- Hiroki Yoshioka (College of Pharmacy, Kinjo Gakuin University / firstname.lastname@example.org)
- Akito Nagatsu (College of Pharmacy, Kinjo Gakuin University / email@example.com)
1) College of Pharmacy, Kinjo Gakuin University , 2) Division of Health Effects Research, Japan National Institute of Occupational Safety and Health
Acute liver disease may develop due to various causes and occur by different mechanisms.

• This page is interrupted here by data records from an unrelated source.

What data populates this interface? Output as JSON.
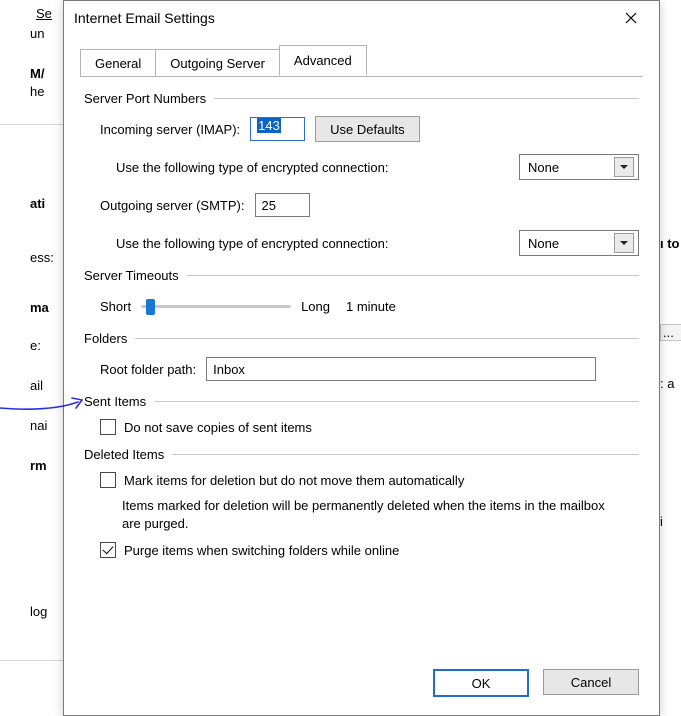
{
  "bg": {
    "l0": "Se",
    "l1": "un",
    "l2": "M/",
    "l3": "he",
    "l4": "ati",
    "l5": "ess:",
    "l6": "ma",
    "l7": "e:",
    "l8": "ail",
    "l9": "nai",
    "l10": "rm",
    "l11": "log",
    "r0": "ı to",
    "r1": "...",
    "r2": ": a",
    "r3": "i"
  },
  "dialog": {
    "title": "Internet Email Settings",
    "tabs": {
      "general": "General",
      "outgoing": "Outgoing Server",
      "advanced": "Advanced"
    },
    "server_ports": {
      "header": "Server Port Numbers",
      "incoming_label": "Incoming server (IMAP):",
      "incoming_value": "143",
      "use_defaults": "Use Defaults",
      "enc_label": "Use the following type of encrypted connection:",
      "enc_in_value": "None",
      "outgoing_label": "Outgoing server (SMTP):",
      "outgoing_value": "25",
      "enc_out_value": "None"
    },
    "timeouts": {
      "header": "Server Timeouts",
      "short": "Short",
      "long": "Long",
      "value": "1 minute",
      "pos_percent": 6
    },
    "folders": {
      "header": "Folders",
      "root_label": "Root folder path:",
      "root_value": "Inbox"
    },
    "sent": {
      "header": "Sent Items",
      "cb1": "Do not save copies of sent items",
      "cb1_checked": false
    },
    "deleted": {
      "header": "Deleted Items",
      "cb1": "Mark items for deletion but do not move them automatically",
      "cb1_checked": false,
      "note": "Items marked for deletion will be permanently deleted when the items in the mailbox are purged.",
      "cb2": "Purge items when switching folders while online",
      "cb2_checked": true
    },
    "footer": {
      "ok": "OK",
      "cancel": "Cancel"
    }
  }
}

Carbon tetrachloride (CCl4), a well-known hepatic toxicant, was selected as a model of alkylating agents that do not induce glutathione depletion. Our previous study indicated CCl4-induced hepatotoxicity was decreased by pretreatment with the Japanese herbal medicine “Juzen-taiho-to” (JTX), suggesting that prophylaxis with JTX protects mice from CCl4-induced acute hepatic toxicity. In contrast, bromobenzene (BB) is a known glutathione-depleting agent. Although BB-induced hepatotoxicity also promotes lipid peroxidation, the mechanism of hepatic injury is different from that of CCl4. Hence, in this study, we investigated whether pretreatment with JTX ameliorated BB-induced hepatotoxicity. Mice injected with BB showed increased plasma levels of hepatic injury markers (alanine aminotransferase and aspartate aminotransferase) in addition to hepatic lipid peroxidation. Pretreatment with JTX decreased BB-induced plasma levels of hepatic injury markers. BB-induced hepatotoxicity is mainly caused by oxidative stress. JTX pretreatment also decreased BB-induced lipid peroxidation. Our results suggest that JTX has the potential to protect against BB-induced hepatotoxicity and modulate oxidative stress.